Contact Centre Quality: All data, no action?

Contact Centre Quality: All data, no action?

Do quality programmes in contact centres really make any difference?

Spend enough time in most contact centres today and it won’t be long until the following sentiment is uttered “Nothing ever actually comes from our Quality monitoring”. Worse still is that this sentiment is shared by both key operational stakeholders and the actual Quality team themselves. Talk about a dampener on morale.

But why is this the case when businesses are so committed to the process of measuring Quality that they continue to invest heavily in it?

The 2017 Dimension Data Global Customer Experience Benchmarking report indicates that there was a whopping 95.9% application rate for businesses assessing Quality on telephone interactions in 2017. It also indicated that Quality measures are still ranked amongst the top 3 agent performance metrics.

Organisations must focus on building effective cross-functional support service teams as a matter of priority.

“It’s really a case of all data and no action,” says Taryn Jordaan, Head of Quality at Merchants, “most organisations are fully committed to the process of Quality Monitoring. Many are actually over-investing in excessive sampling practices yet, they fail to give any attention to the actual mechanisms needed for effective operational deployment.”

While the best Quality teams work diligently to assess a valid sample of customer interactions, analyse the outputs and compile meaningful quality recommendations for both individual agent and total contact centre improvement, the sum of their efforts is usually a detailed Quality Findings Report. This is either distributed or presented to key operational stakeholders on a monthly basis and then left to gather dust.

“This is not due to lack of commitment or desire to affect change” says Jordaan, “and it is also not just a quality problem. Operational stakeholders within the contact centre are bombarded with an inordinate amount of information daily, arriving for multiple channels from multiple sources including Workforce Management, Management Information, Business Improvement and Training. There is simply not enough time to review, prioritise and action so many singularly focused items”.

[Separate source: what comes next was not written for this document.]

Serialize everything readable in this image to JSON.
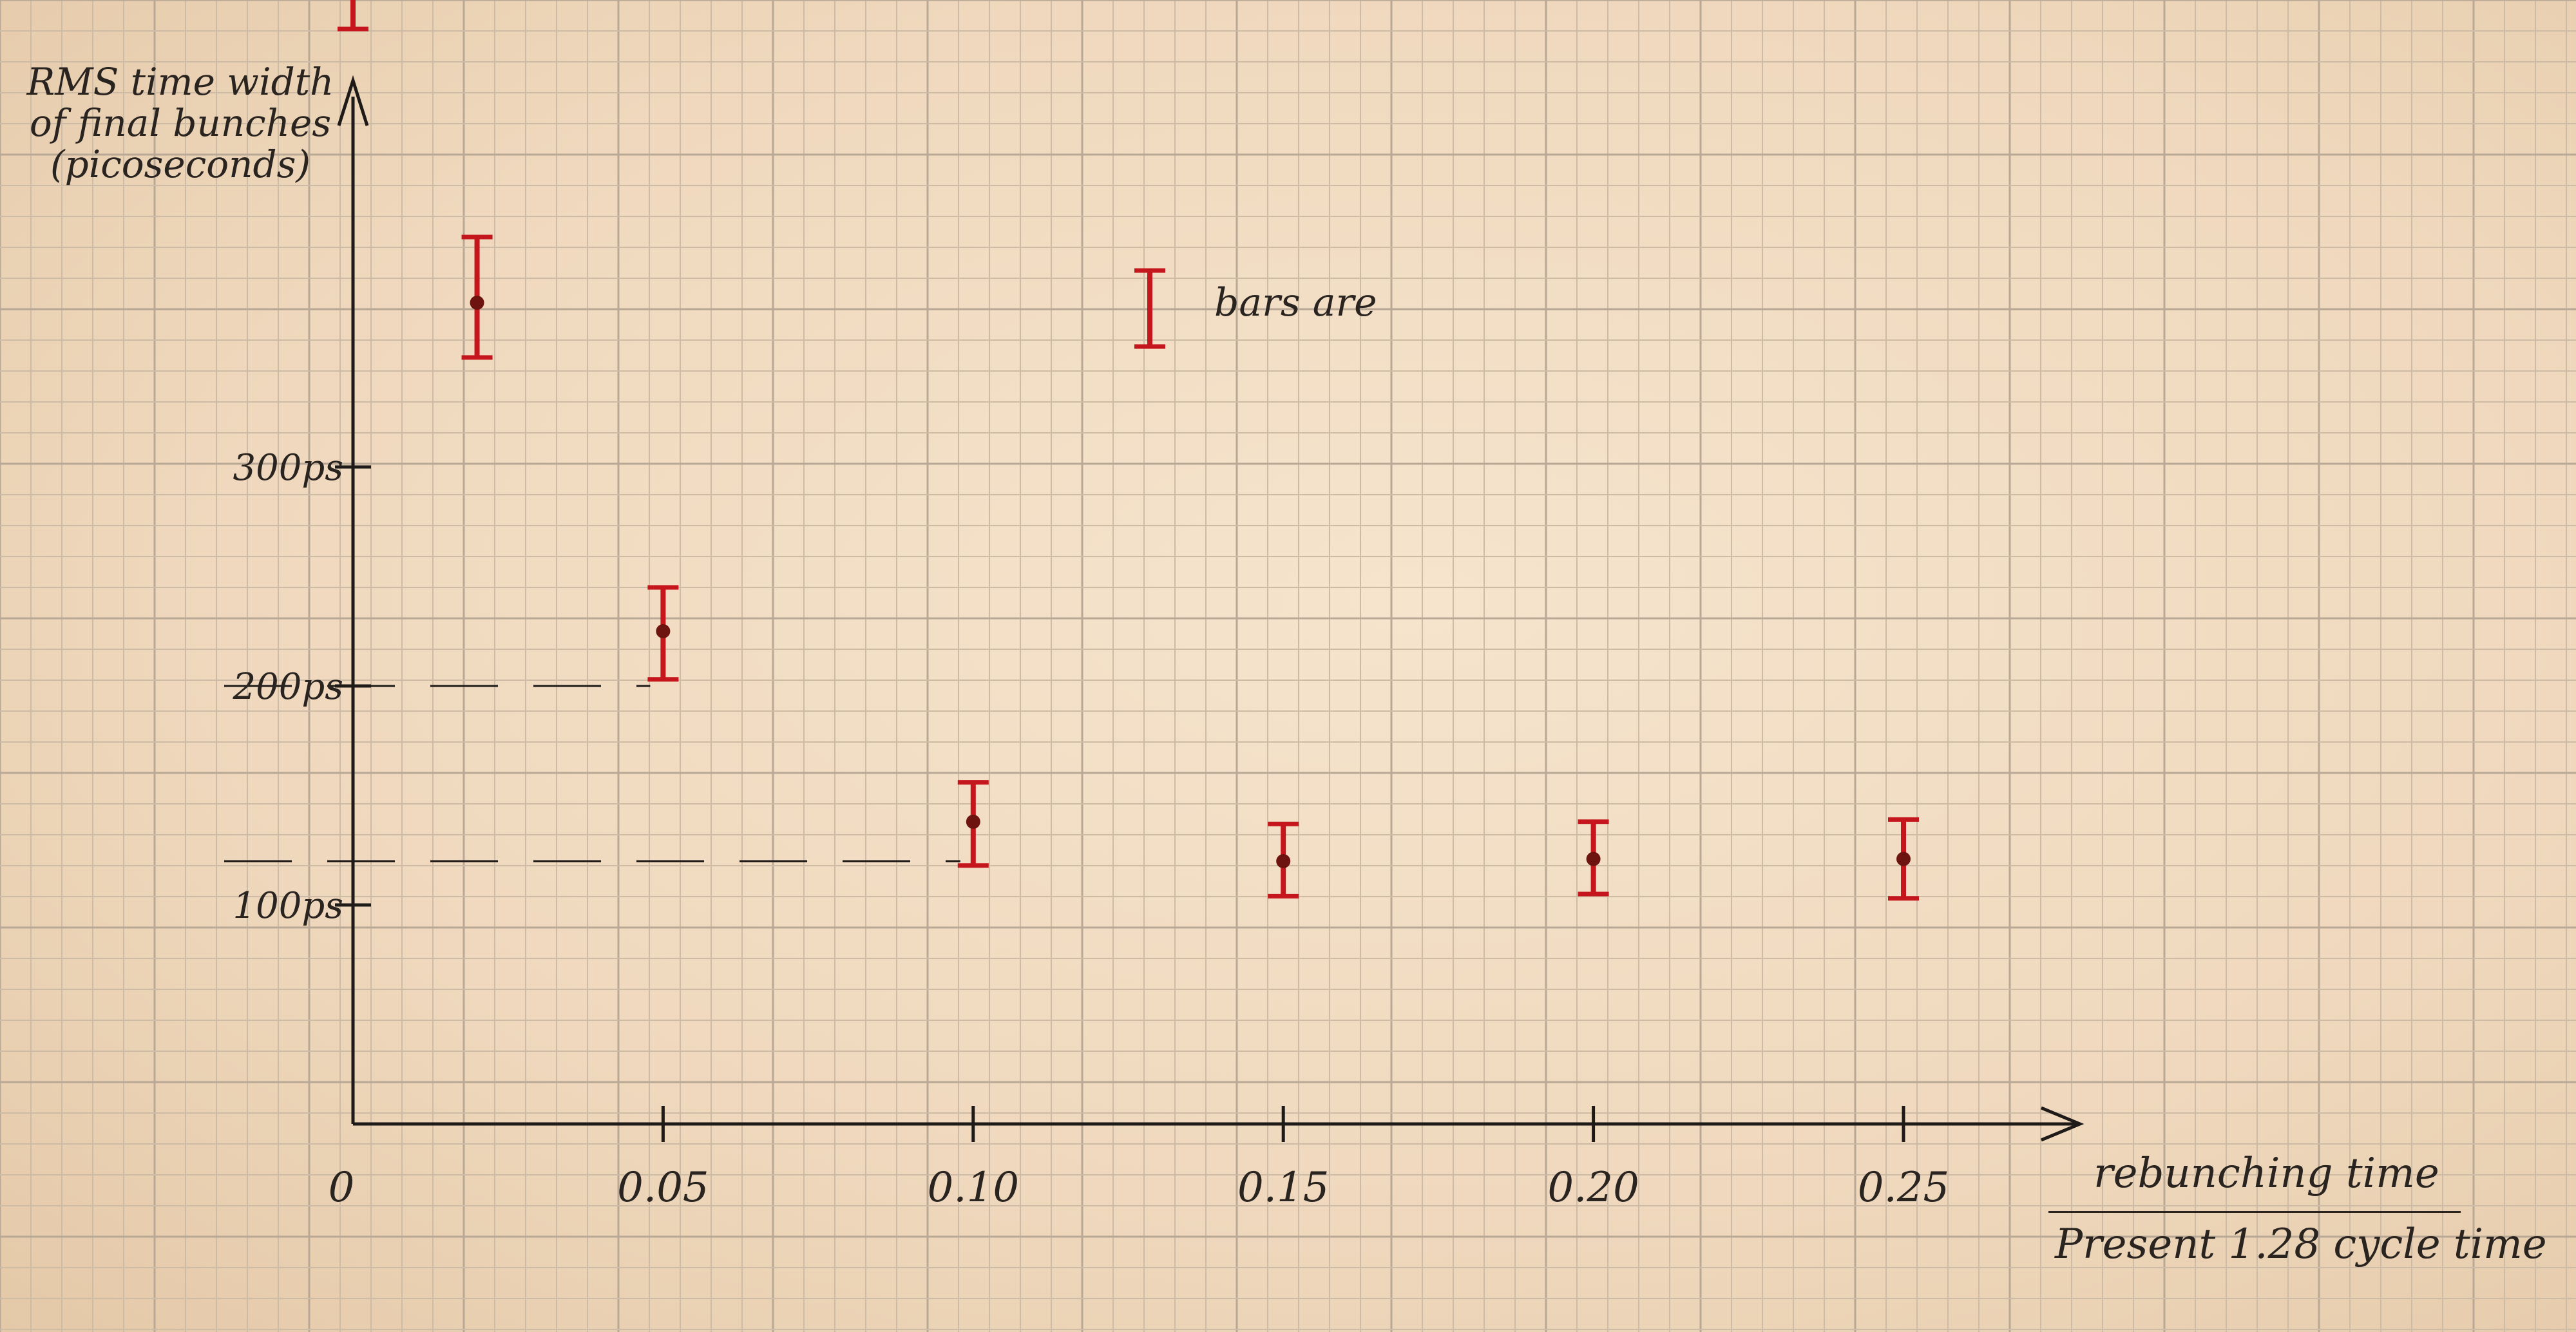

Contact centre managers’ attention is split and distracted at a time when it could not be more imperative for it to be resolutely focused on clearly defined Customer and Business objectives.

So, what is the solution?

Organisations must focus on building effective cross-functional support service teams as a matter of priority” says Jordaan, “with the rise in complexity, driven by omni-channel interactions and the need to compete solely on responsiveness to customer expectations, contact centres need omni-channel support services that combine to deliver one source of refined and concentrated active intelligence to highlight key customer and business improvement priorities.”

“Customer experiences are not taking place in siloes, so contact centres can’t afford to be working in them either” says Jordaan.

This approach, coupled with an operational deployment framework, where actions are first prioritised against key customer and business objectives and then categorised by work stream for People, Process, Product and Technology improvements, ensures alignment of the entire contact centre to a set of clearly defined improvement objectives.

“Picture a prism”, says Jordaan “where one concentrated source of pure active intelligence is dispersed into a spectrum of targeted, measured activity.

Customer experiences are not taking place in siloes so contact centres can’t afford to be working in them either.

“Each work stream owner manages a cross-functional project team to deploy the actions assigned within their work stream, within the allocated time frame. This ensures one clear line of accountability per work stream and an even focus in addressing all priorities. Quality monitoring then becomes a key enabler to assess the effectiveness of the deployment.

“Businesses should continue investing in Quality – especially on digitally-assisted transactions – but with a cross-functional deployment framework as the cornerstone”.

This approach is an imperative if contact centres are going to be in a position to tackle the challenges of the rapidly changing digital landscape effectively.